The Golden Age of Journalism and the Coming MOOC War

People walk on the Columbia University campus on July 1, 2013 in New York City.

Photo by Mario Tama/Getty Images

If you dislike annoying techno-utopian hype, you’re going to love Jonathan Rees’ anti-MOOC rant that Slate recently published. And I think it’s fair to say that Rees raises a number of very legitimate concerns that MOOC-timists are giving short shrift to the benefits of in-person education. At the same time, as Jonathan Chait points out a lot, of Rees’ piece also seems to consist of naked appeals to the class interests of college professors. There are some interesting dynamics around this because academia has long been a stronghold of left-wing political ideas, and many people have savored the irony that you’re more likely to hear the case for socialism from a professor or a graduate student than from an actual member of the working class. But there was a very recent interesting N+1 article making the case that the growing precarity of university labor means that it now does make sense to explicitly construct left-wing politics as the class politics of professors and intellectuals.

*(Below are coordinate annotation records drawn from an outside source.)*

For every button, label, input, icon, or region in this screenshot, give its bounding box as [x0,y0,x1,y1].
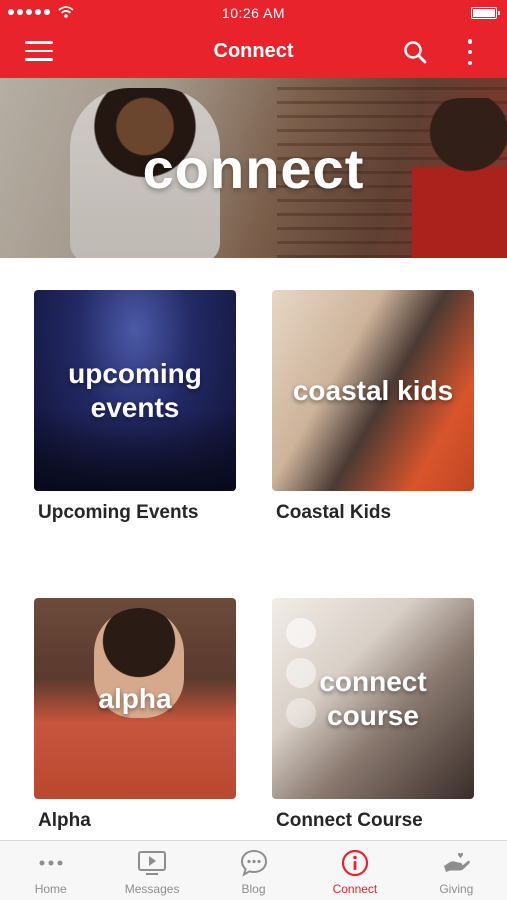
card-overlay-text: coastal kids [292,374,454,406]
card-overlay-text: alpha [98,682,172,714]
card-overlay-text: connect course [319,665,427,731]
tab-messages[interactable]: Messages [101,841,202,900]
card-image: coastal kids [272,290,474,491]
tab-connect[interactable]: Connect [304,841,405,900]
card-connect-course[interactable]: connect course Connect Course [272,598,474,831]
tab-blog[interactable]: Blog [203,841,304,900]
battery-icon [471,7,500,19]
tab-label: Blog [241,882,266,896]
hero-banner: connect [0,78,507,258]
more-options-icon[interactable] [465,39,475,65]
card-label: Coastal Kids [276,502,392,523]
tab-home[interactable]: Home [0,841,101,900]
tab-label: Home [34,882,67,896]
tab-giving[interactable]: Giving [406,841,507,900]
card-label: Alpha [38,810,91,831]
search-icon[interactable] [403,40,427,64]
card-label: Connect Course [276,810,423,831]
hero-title: connect [142,137,365,200]
status-bar: 10:26 AM [0,0,507,26]
card-coastal-kids[interactable]: coastal kids Coastal Kids [272,290,474,523]
card-alpha[interactable]: alpha Alpha [34,598,236,831]
card-overlay-text: upcoming events [68,357,202,423]
page-title: Connect [213,40,294,62]
card-image: connect course [272,598,474,799]
card-upcoming-events[interactable]: upcoming events Upcoming Events [34,290,236,523]
chat-bubble-icon [239,849,269,877]
giving-hand-icon [441,850,471,876]
card-image: alpha [34,598,236,799]
card-label: Upcoming Events [38,502,199,523]
tab-label: Giving [439,882,474,896]
menu-icon[interactable] [25,41,53,63]
tab-bar: Home Messages Blog Connect Giving [0,840,507,900]
info-circle-icon [340,849,370,877]
status-time: 10:26 AM [221,5,286,21]
video-play-icon [137,850,167,876]
more-dots-icon [36,850,66,876]
nav-bar: Connect [0,26,507,78]
card-image: upcoming events [34,290,236,491]
tab-label: Messages [124,882,180,896]
app-header: 10:26 AM Connect [0,0,507,78]
tab-label: Connect [332,882,378,896]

My own feelings about the MOOC boom are always complicated by the lack of a reliable way of measuring the state of the conventional wisdom. I sometimes feel like “everybody knows” that MOOCs are going to completely revolutionize higher education and create a new utopian horizon and they’re actually ignoring some very basic problems. Other times I feel like “everyone knows” that the only real answer to the college affordability crisis is a massive increase in direct government subsidies, and they’re actually ignoring the very real potential of technology to create a productivity boom in this field.

The bottom line, however, is what I came to in my piece about how we’re living through the glory days of American journalism. You’ve heard a lot over the past 10 to 15 years about the crisis of American journalism, but it’s actually been a crisis for American journalists. A lot of people have lost jobs. A lot of people have had to work harder, or work in ways they find less pleasant. Journalism has become more competitive and in some ways less prestigious. It’s simultaneously more ideological and more commercial than it used to be. There are a lot of reasons journalists gripe. But the journalism is fine. Not just fine, it’s fantastic. More people have easier and cheaper access to more great coverage than ever before. You can delve much deeper into issues than ever before, hear from a much wider range of people, and learn about news faster. There really has been an amazing explosion of journalistic productivity, and voracious readers are way better off than they’ve ever been. The fact that journalists may not like it is neither here nor there. If an explosion of higher education productivity occurs, the people who currently teach in colleges and universities will find it discomfiting and that should not be the relevant consideration.